/SAXDVR

A simple implementation of XML Filter (org.xml.sax.XMLFilter) that records all SAX events and can later replay them back

Primary LanguageJava

SAXDVR

A simple implementation of XML Filter (org.xml.sax.XMLFilter) that records all SAX events and can later replay them back. You can use SAXDVR to do just that or to overlay partial updates on top of the XML structure that you don't fully know but need to preserve. This question over at StackOverflow triggered the idea of the SAXDVR, specifically the usage of it for "partial updates".

Limitations

The RecorderProxy supports basic XML document events: start/end document, start/end element, characters. Adding support for more SAX events (like processinng instruction or ignorable whitespace) should be very easy through extending org.playground.saxdvr.Event class.
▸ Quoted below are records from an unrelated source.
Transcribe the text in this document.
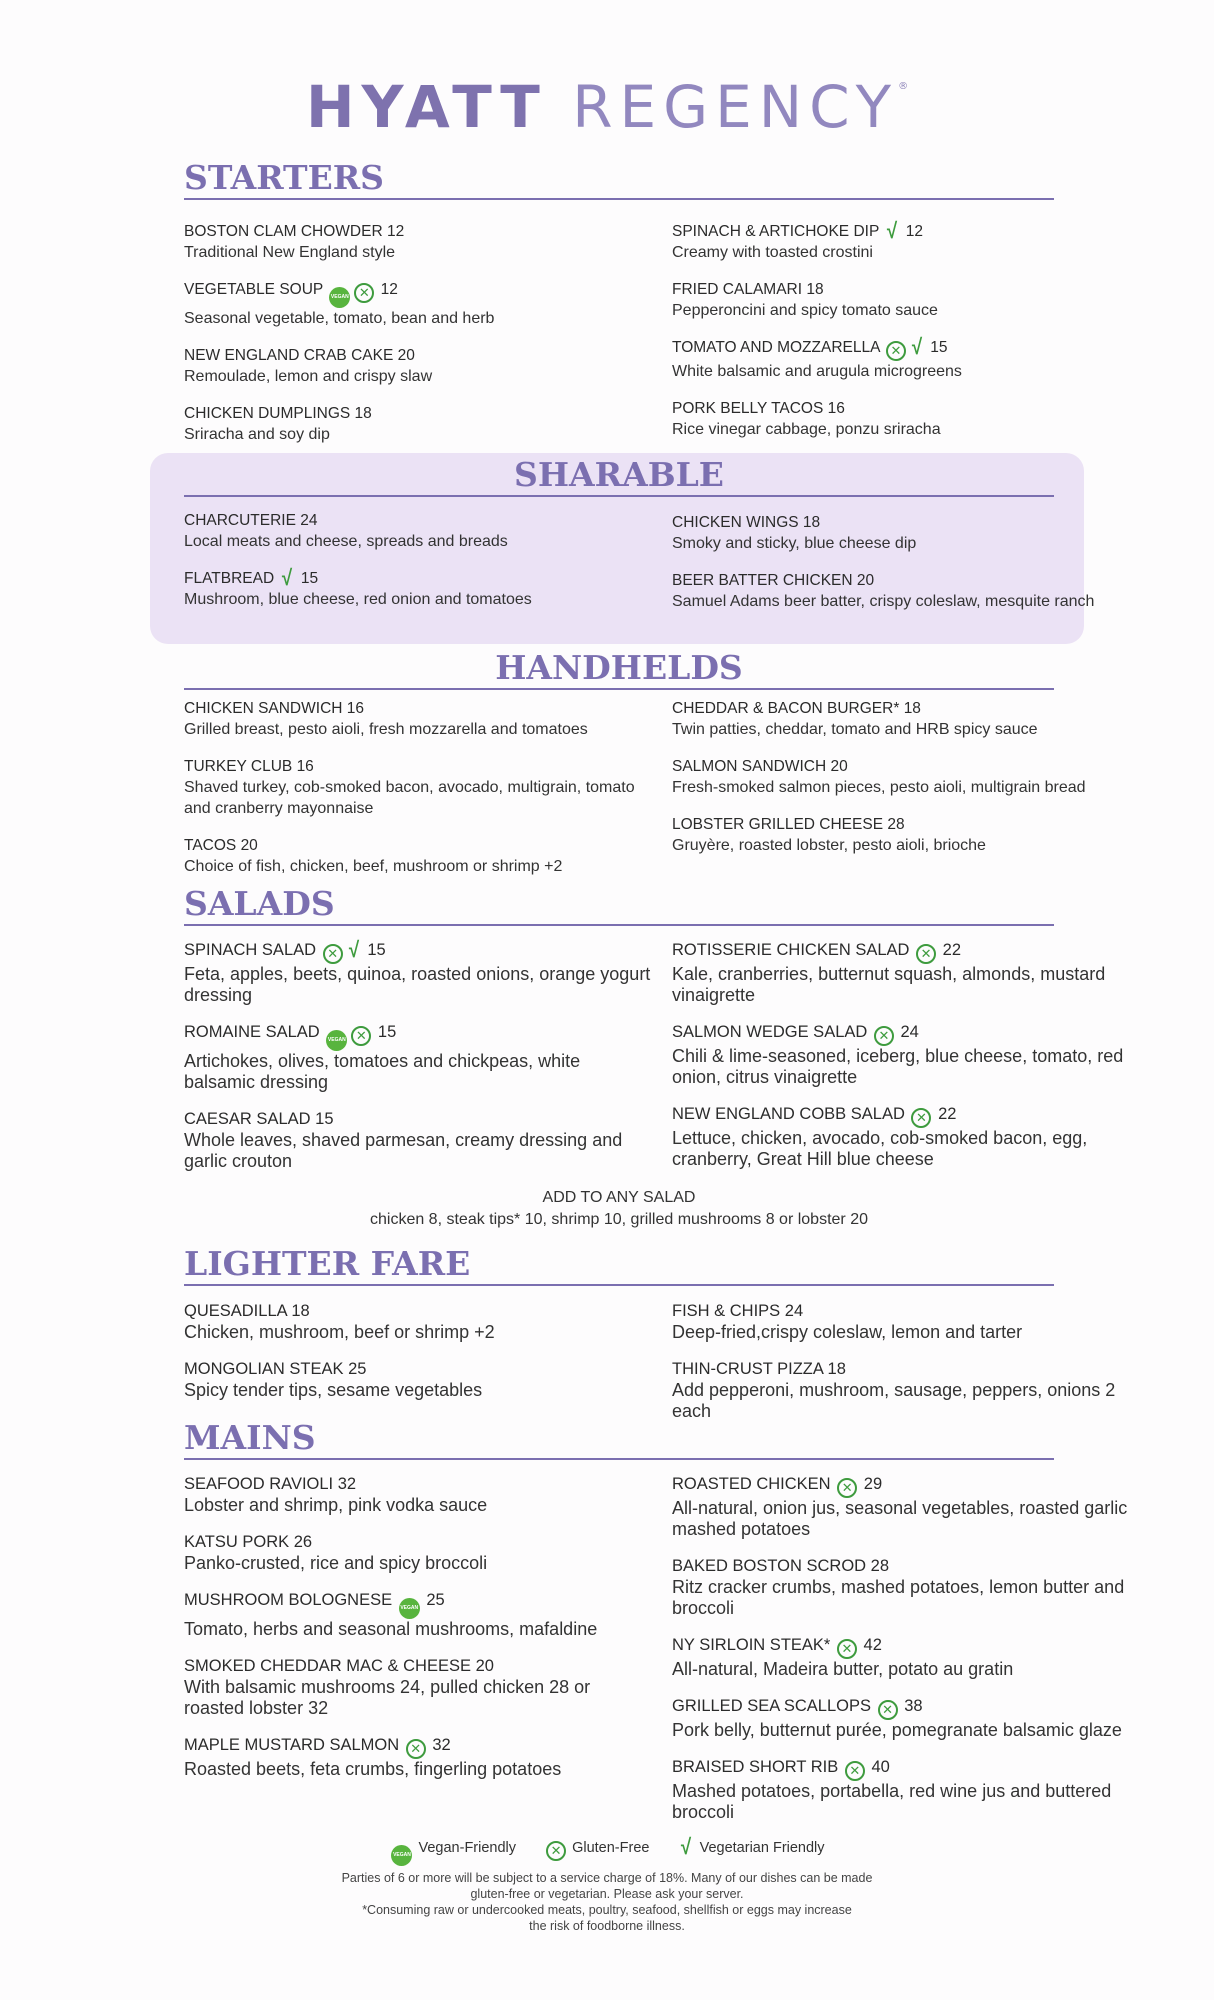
HYATT REGENCY®
STARTERS
BOSTON CLAM CHOWDER 12
Traditional New England style
VEGETABLE SOUP VEGAN ✕ 12
Seasonal vegetable, tomato, bean and herb
NEW ENGLAND CRAB CAKE 20
Remoulade, lemon and crispy slaw
CHICKEN DUMPLINGS 18
Sriracha and soy dip
SPINACH & ARTICHOKE DIP √ 12
Creamy with toasted crostini
FRIED CALAMARI 18
Pepperoncini and spicy tomato sauce
TOMATO AND MOZZARELLA ✕ √ 15
White balsamic and arugula microgreens
PORK BELLY TACOS 16
Rice vinegar cabbage, ponzu sriracha
SHARABLE
CHARCUTERIE 24
Local meats and cheese, spreads and breads
FLATBREAD √ 15
Mushroom, blue cheese, red onion and tomatoes
CHICKEN WINGS 18
Smoky and sticky, blue cheese dip
BEER BATTER CHICKEN 20
Samuel Adams beer batter, crispy coleslaw, mesquite ranch
HANDHELDS
CHICKEN SANDWICH 16
Grilled breast, pesto aioli, fresh mozzarella and tomatoes
TURKEY CLUB 16
Shaved turkey, cob-smoked bacon, avocado, multigrain, tomato and cranberry mayonnaise
TACOS 20
Choice of fish, chicken, beef, mushroom or shrimp +2
CHEDDAR & BACON BURGER* 18
Twin patties, cheddar, tomato and HRB spicy sauce
SALMON SANDWICH 20
Fresh-smoked salmon pieces, pesto aioli, multigrain bread
LOBSTER GRILLED CHEESE 28
Gruyère, roasted lobster, pesto aioli, brioche
SALADS
SPINACH SALAD ✕ √ 15
Feta, apples, beets, quinoa, roasted onions, orange yogurt dressing
ROMAINE SALAD VEGAN ✕ 15
Artichokes, olives, tomatoes and chickpeas, white balsamic dressing
CAESAR SALAD 15
Whole leaves, shaved parmesan, creamy dressing and garlic crouton
ROTISSERIE CHICKEN SALAD ✕ 22
Kale, cranberries, butternut squash, almonds, mustard vinaigrette
SALMON WEDGE SALAD ✕ 24
Chili & lime-seasoned, iceberg, blue cheese, tomato, red onion, citrus vinaigrette
NEW ENGLAND COBB SALAD ✕ 22
Lettuce, chicken, avocado, cob-smoked bacon, egg, cranberry, Great Hill blue cheese
ADD TO ANY SALAD
chicken 8, steak tips* 10, shrimp 10, grilled mushrooms 8 or lobster 20
LIGHTER FARE
QUESADILLA 18
Chicken, mushroom, beef or shrimp +2
MONGOLIAN STEAK 25
Spicy tender tips, sesame vegetables
FISH & CHIPS 24
Deep-fried,crispy coleslaw, lemon and tarter
THIN-CRUST PIZZA 18
Add pepperoni, mushroom, sausage, peppers, onions 2 each
MAINS
SEAFOOD RAVIOLI 32
Lobster and shrimp, pink vodka sauce
KATSU PORK 26
Panko-crusted, rice and spicy broccoli
MUSHROOM BOLOGNESE VEGAN 25
Tomato, herbs and seasonal mushrooms, mafaldine
SMOKED CHEDDAR MAC & CHEESE 20
With balsamic mushrooms 24, pulled chicken 28 or roasted lobster 32
MAPLE MUSTARD SALMON ✕ 32
Roasted beets, feta crumbs, fingerling potatoes
ROASTED CHICKEN ✕ 29
All-natural, onion jus, seasonal vegetables, roasted garlic mashed potatoes
BAKED BOSTON SCROD 28
Ritz cracker crumbs, mashed potatoes, lemon butter and broccoli
NY SIRLOIN STEAK* ✕ 42
All-natural, Madeira butter, potato au gratin
GRILLED SEA SCALLOPS ✕ 38
Pork belly, butternut purée, pomegranate balsamic glaze
BRAISED SHORT RIB ✕ 40
Mashed potatoes, portabella, red wine jus and buttered broccoli
VEGAN Vegan-Friendly	✕ Gluten-Free √ Vegetarian Friendly
Parties of 6 or more will be subject to a service charge of 18%. Many of our dishes can be made
gluten-free or vegetarian. Please ask your server.
*Consuming raw or undercooked meats, poultry, seafood, shellfish or eggs may increase
the risk of foodborne illness.
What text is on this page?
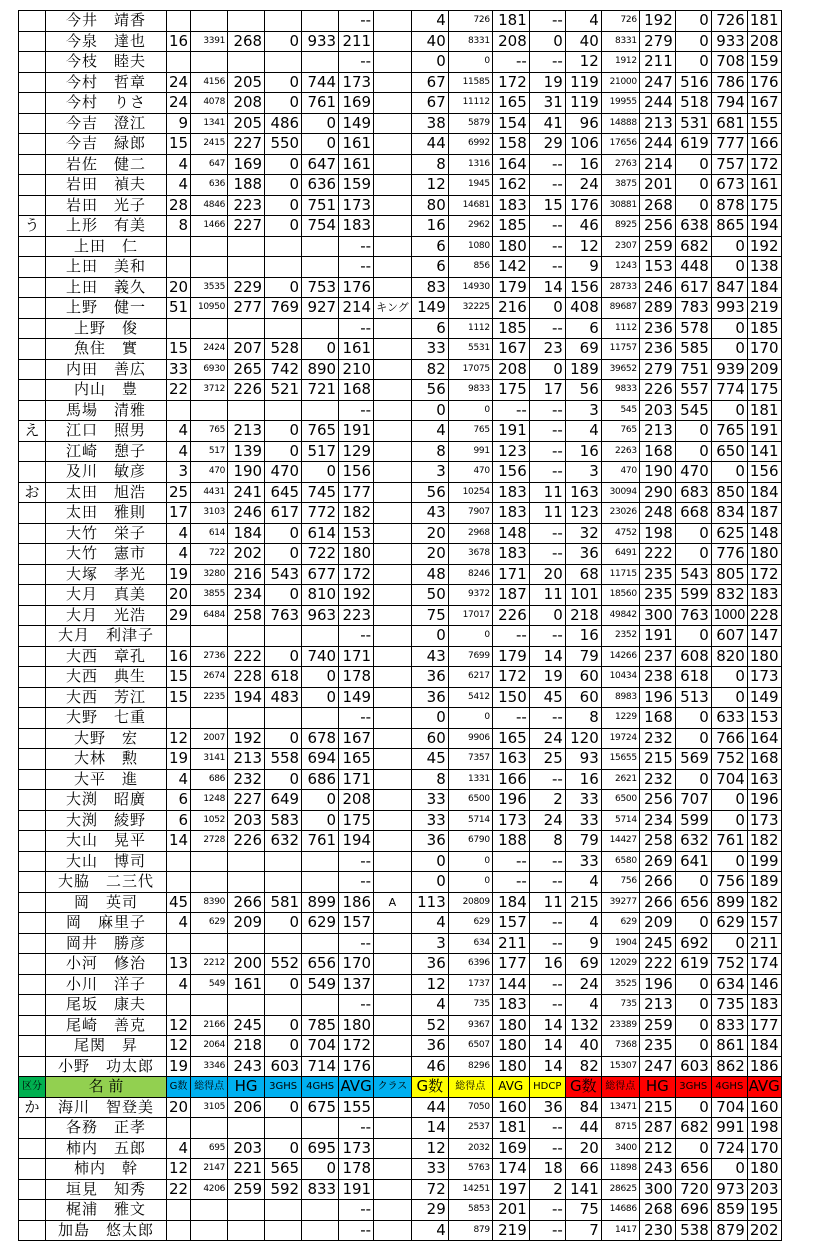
	今井　靖香						--		4	726	181	--	4	726	192	0	726	181
	今泉　達也	16	3391	268	0	933	211		40	8331	208	0	40	8331	279	0	933	208
	今枝　睦夫						--		0	0	--	--	12	1912	211	0	708	159
	今村　哲章	24	4156	205	0	744	173		67	11585	172	19	119	21000	247	516	786	176
	今村　りさ	24	4078	208	0	761	169		67	11112	165	31	119	19955	244	518	794	167
	今吉　澄江	9	1341	205	486	0	149		38	5879	154	41	96	14888	213	531	681	155
	今吉　緑郎	15	2415	227	550	0	161		44	6992	158	29	106	17656	244	619	777	166
	岩佐　健二	4	647	169	0	647	161		8	1316	164	--	16	2763	214	0	757	172
	岩田　禎夫	4	636	188	0	636	159		12	1945	162	--	24	3875	201	0	673	161
	岩田　光子	28	4846	223	0	751	173		80	14681	183	15	176	30881	268	0	878	175
う	上形　有美	8	1466	227	0	754	183		16	2962	185	--	46	8925	256	638	865	194
	上田　仁						--		6	1080	180	--	12	2307	259	682	0	192
	上田　美和						--		6	856	142	--	9	1243	153	448	0	138
	上田　義久	20	3535	229	0	753	176		83	14930	179	14	156	28733	246	617	847	184
	上野　健一	51	10950	277	769	927	214	キング	149	32225	216	0	408	89687	289	783	993	219
	上野　俊						--		6	1112	185	--	6	1112	236	578	0	185
	魚住　實	15	2424	207	528	0	161		33	5531	167	23	69	11757	236	585	0	170
	内田　善広	33	6930	265	742	890	210		82	17075	208	0	189	39652	279	751	939	209
	内山　豊	22	3712	226	521	721	168		56	9833	175	17	56	9833	226	557	774	175
	馬場　清雅						--		0	0	--	--	3	545	203	545	0	181
え	江口　照男	4	765	213	0	765	191		4	765	191	--	4	765	213	0	765	191
	江崎　憩子	4	517	139	0	517	129		8	991	123	--	16	2263	168	0	650	141
	及川　敏彦	3	470	190	470	0	156		3	470	156	--	3	470	190	470	0	156
お	太田　旭浩	25	4431	241	645	745	177		56	10254	183	11	163	30094	290	683	850	184
	太田　雅則	17	3103	246	617	772	182		43	7907	183	11	123	23026	248	668	834	187
	大竹　栄子	4	614	184	0	614	153		20	2968	148	--	32	4752	198	0	625	148
	大竹　憲市	4	722	202	0	722	180		20	3678	183	--	36	6491	222	0	776	180
	大塚　孝光	19	3280	216	543	677	172		48	8246	171	20	68	11715	235	543	805	172
	大月　真美	20	3855	234	0	810	192		50	9372	187	11	101	18560	235	599	832	183
	大月　光浩	29	6484	258	763	963	223		75	17017	226	0	218	49842	300	763	1000	228
	大月　利津子						--		0	0	--	--	16	2352	191	0	607	147
	大西　章孔	16	2736	222	0	740	171		43	7699	179	14	79	14266	237	608	820	180
	大西　典生	15	2674	228	618	0	178		36	6217	172	19	60	10434	238	618	0	173
	大西　芳江	15	2235	194	483	0	149		36	5412	150	45	60	8983	196	513	0	149
	大野　七重						--		0	0	--	--	8	1229	168	0	633	153
	大野　宏	12	2007	192	0	678	167		60	9906	165	24	120	19724	232	0	766	164
	大林　勲	19	3141	213	558	694	165		45	7357	163	25	93	15655	215	569	752	168
	大平　進	4	686	232	0	686	171		8	1331	166	--	16	2621	232	0	704	163
	大渕　昭廣	6	1248	227	649	0	208		33	6500	196	2	33	6500	256	707	0	196
	大渕　綾野	6	1052	203	583	0	175		33	5714	173	24	33	5714	234	599	0	173
	大山　晃平	14	2728	226	632	761	194		36	6790	188	8	79	14427	258	632	761	182
	大山　博司						--		0	0	--	--	33	6580	269	641	0	199
	大脇　二三代						--		0	0	--	--	4	756	266	0	756	189
	岡　英司	45	8390	266	581	899	186	A	113	20809	184	11	215	39277	266	656	899	182
	岡　麻里子	4	629	209	0	629	157		4	629	157	--	4	629	209	0	629	157
	岡井　勝彦						--		3	634	211	--	9	1904	245	692	0	211
	小河　修治	13	2212	200	552	656	170		36	6396	177	16	69	12029	222	619	752	174
	小川　洋子	4	549	161	0	549	137		12	1737	144	--	24	3525	196	0	634	146
	尾坂　康夫						--		4	735	183	--	4	735	213	0	735	183
	尾崎　善克	12	2166	245	0	785	180		52	9367	180	14	132	23389	259	0	833	177
	尾関　昇	12	2064	218	0	704	172		36	6507	180	14	40	7368	235	0	861	184
	小野　功太郎	19	3346	243	603	714	176		46	8296	180	14	82	15307	247	603	862	186
区分	名 前	G数	総得点	HG	3GHS	4GHS	AVG	クラス	G数	総得点	AVG	HDCP	G数	総得点	HG	3GHS	4GHS	AVG
か	海川　智登美	20	3105	206	0	675	155		44	7050	160	36	84	13471	215	0	704	160
	各務　正孝						--		14	2537	181	--	44	8715	287	682	991	198
	柿内　五郎	4	695	203	0	695	173		12	2032	169	--	20	3400	212	0	724	170
	柿内　幹	12	2147	221	565	0	178		33	5763	174	18	66	11898	243	656	0	180
	垣見　知秀	22	4206	259	592	833	191		72	14251	197	2	141	28625	300	720	973	203
	梶浦　雅文						--		29	5853	201	--	75	14686	268	696	859	195
	加島　悠太郎						--		4	879	219	--	7	1417	230	538	879	202
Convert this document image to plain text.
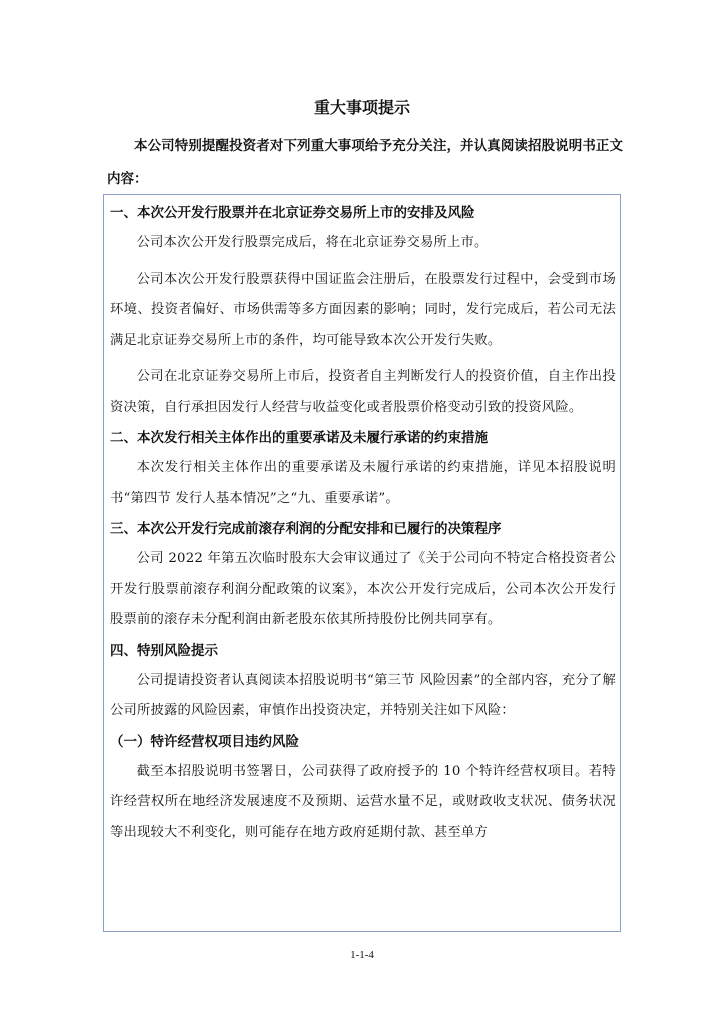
重大事项提示
本公司特别提醒投资者对下列重大事项给予充分关注，并认真阅读招股说明书正文内容：
一、本次公开发行股票并在北京证券交易所上市的安排及风险
公司本次公开发行股票完成后，将在北京证券交易所上市。
公司本次公开发行股票获得中国证监会注册后，在股票发行过程中，会受到市场环境、投资者偏好、市场供需等多方面因素的影响；同时，发行完成后，若公司无法满足北京证券交易所上市的条件，均可能导致本次公开发行失败。
公司在北京证券交易所上市后，投资者自主判断发行人的投资价值，自主作出投资决策，自行承担因发行人经营与收益变化或者股票价格变动引致的投资风险。
二、本次发行相关主体作出的重要承诺及未履行承诺的约束措施
本次发行相关主体作出的重要承诺及未履行承诺的约束措施，详见本招股说明书“第四节 发行人基本情况”之“九、重要承诺”。
三、本次公开发行完成前滚存利润的分配安排和已履行的决策程序
公司 2022 年第五次临时股东大会审议通过了《关于公司向不特定合格投资者公开发行股票前滚存利润分配政策的议案》，本次公开发行完成后，公司本次公开发行股票前的滚存未分配利润由新老股东依其所持股份比例共同享有。
四、特别风险提示
公司提请投资者认真阅读本招股说明书“第三节 风险因素”的全部内容，充分了解公司所披露的风险因素，审慎作出投资决定，并特别关注如下风险：
（一）特许经营权项目违约风险
截至本招股说明书签署日，公司获得了政府授予的 10 个特许经营权项目。若特许经营权所在地经济发展速度不及预期、运营水量不足，或财政收支状况、债务状况等出现较大不利变化，则可能存在地方政府延期付款、甚至单方
1-1-4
The Parser and Serializer are very simple and map XML node names to the Java bean's properties using introspection without type conversion. No support for complex structures (property nesting), indexed properties, properties from attributes, etc. It's good enough to illustrate the concept but nearly not enough to use it as your advanced Java <-> XML mapper.

Record and Replay

Here's how you record and replay SAX events:

@Test
public void testParseReplay() throws Exception {
	final SAXParserFactory factory = SAXParserFactory.newInstance();
	final SAXParser parser = factory.newSAXParser();
	
	final RecorderProxy proxy = new RecorderProxy(parser.getXMLReader());
	
	final String srcXml =
			"<?xml version=\"1.0\" encoding=\"UTF-8\"?>" +
					"<clip>" +
					"<title>My Title</title>" +
					"<date>12/24/2012</date>" +
					"<category>Blah!</category>" +
					"</clip>";
	final InputSource src = new InputSource(new StringReader(srcXml));
	
	proxy.parse(src);
	
	assertTrue(proxy.hasRecordingToReplay());
	
	final TransformerFactory xsltFactory = TransformerFactory.newInstance();
	final Transformer t = xsltFactory.newTransformer();
	
	final StringWriter outXmlBuffer = new StringWriter();
	
	t.transform(new SAXSource(proxy, new InputSource()),
			new StreamResult(outXmlBuffer));
	
	assertEquals(srcXml, outXmlBuffer.getBuffer().toString());
}

Overlay Partial Updates

You can also relay SAX events to another consumer (e.g. an XML-to-Object mapper) and then use the recorded stream to serialize it back with partial updates overlaid on top. Please refer to the mentioned StackOverflow question for the detailed use case. Here's how you would do it with SAXDVR:

	final SAXParserFactory factory = SAXParserFactory.newInstance();
	final SAXParser parser = factory.newSAXParser();
	final InputSource src = new InputSource(new StringReader(srcXml));
	final Clip subject = new Clip();
	
	final RecorderProxy recorder = new RecorderProxy(parser.getXMLReader());
	// XML-to-Object mapper is wrapped over the recorder
	// The recorder will record and relay the events up the filter chain
	final Parser<Clip> clipHolder = new Parser<Clip>(subject, recorder);
	
	clipHolder.parse(src);
	
	final Clip clip = clipHolder.getSubject();
	clip.setTitle("My Title Updated");
	clip.setCategory("Something else");
	
	// Now we wrap Obejct-to-XML mapper over the recorder
	// the recorder will replay events and the mapper will overlay changes on top
	final Serializer<Clip> serializer = new Serializer<Clip>(recorder);
	serializer.setSubject(clip);
	
	final TransformerFactory xsltFactory = TransformerFactory.newInstance();
	final Transformer t = xsltFactory.newTransformer();
	final StringWriter outXmlBuffer = new StringWriter();
	
	t.transform(new SAXSource(serializer, new InputSource()), new StreamResult(outXmlBuffer));
	
	final String resultXml = outXmlBuffer.getBuffer().toString();

You will get better idea by looking at the code and the unit tests. All the examples above are snippets from the tests.